Overview: The Information Commissioner’s Office (ICO) has issued a reprimand to South Tees Hospitals NHS Foundation Trust following a data breach in November 2022.

Incident Details

In November 2022 a Trust employee mistakenly sent an appointment letter containing sensitive patient information to an unauthorized family member due to human error. The misdirected correspondence revealed confidential details, causing significant distress to the individuals involved.

ICO Investigation Findings

The ICO’s investigation confirmed the breach was the result of human error and identified that the Trust had not fully and appropriately prepared staff for dealing with particularly sensitive correspondence. No evidence of malicious intent was found, but the lapse highlighted deficiencies in training and procedural safeguards.

“This breach resulted in extremely sensitive information being passed to the wrong person. This was a serious, harmful incident that has understandably caused upset to the individuals involved and such an error must never be repeated.”
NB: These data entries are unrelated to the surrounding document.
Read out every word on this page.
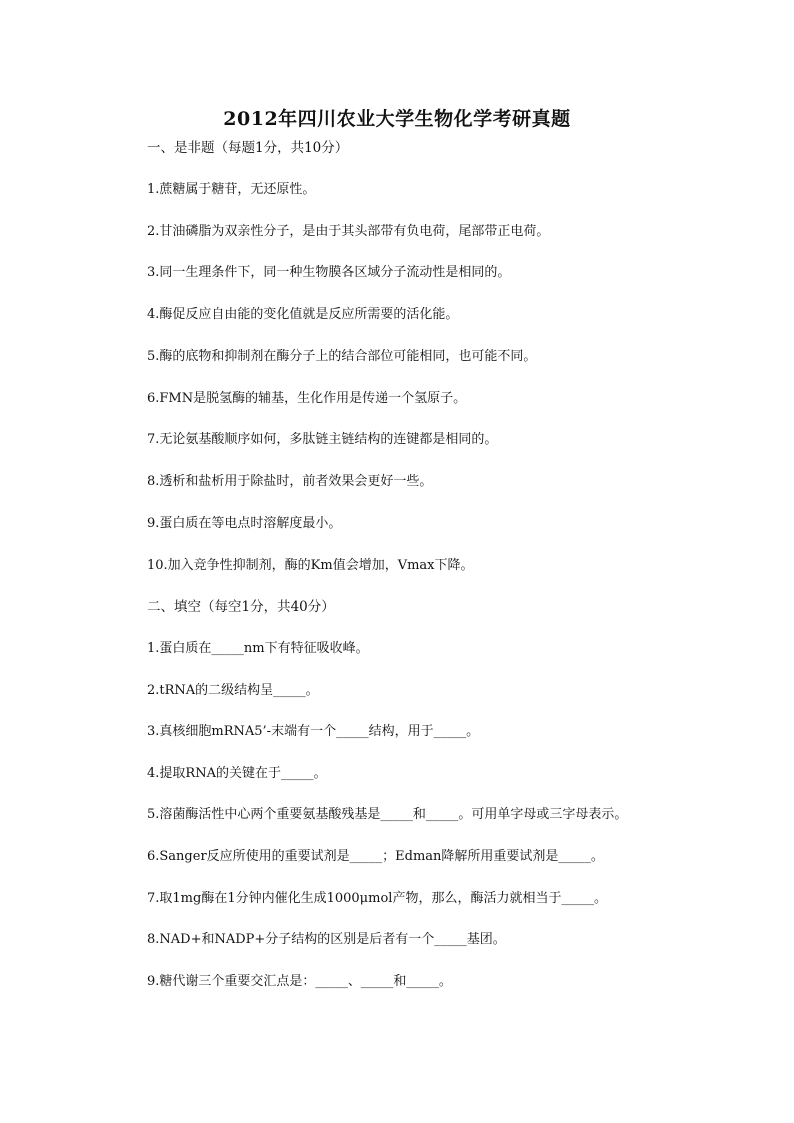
2012年四川农业大学生物化学考研真题
一、是非题（每题1分，共10分）
1.蔗糖属于糖苷，无还原性。
2.甘油磷脂为双亲性分子，是由于其头部带有负电荷，尾部带正电荷。
3.同一生理条件下，同一种生物膜各区域分子流动性是相同的。
4.酶促反应自由能的变化值就是反应所需要的活化能。
5.酶的底物和抑制剂在酶分子上的结合部位可能相同，也可能不同。
6.FMN是脱氢酶的辅基，生化作用是传递一个氢原子。
7.无论氨基酸顺序如何，多肽链主链结构的连键都是相同的。
8.透析和盐析用于除盐时，前者效果会更好一些。
9.蛋白质在等电点时溶解度最小。
10.加入竞争性抑制剂，酶的Km值会增加，Vmax下降。
二、填空（每空1分，共40分）
1.蛋白质在_____nm下有特征吸收峰。
2.tRNA的二级结构呈_____。
3.真核细胞mRNA5’-末端有一个_____结构，用于_____。
4.提取RNA的关键在于_____。
5.溶菌酶活性中心两个重要氨基酸残基是_____和_____。可用单字母或三字母表示。
6.Sanger反应所使用的重要试剂是_____；Edman降解所用重要试剂是_____。
7.取1mg酶在1分钟内催化生成1000μmol产物，那么，酶活力就相当于_____。
8.NAD+和NADP+分子结构的区别是后者有一个_____基团。
9.糖代谢三个重要交汇点是：_____、_____和_____。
“This breach highlights how even seemingly minor errors can have very serious consequences. To other organisations handling similarly sensitive data, this shows just how important proper training and procedures are in preventing mistakes.”

Required Actions

Under data protection law, organisations must have appropriate technical and organisational safeguards to ensure personal data is kept secure and not inadvertently disclosed. To address the breach, South Tees Hospitals NHS Foundation Trust must:

• Implement robust standard operating procedures for handling all patient correspondence.
• Deliver comprehensive staff training focused on data protection and confidentiality.
• Conduct regular audits of data handling processes to minimise future risks.

By adopting these measures, the Trust can strengthen its data security framework, restore public trust, and protect patient confidentiality moving forward.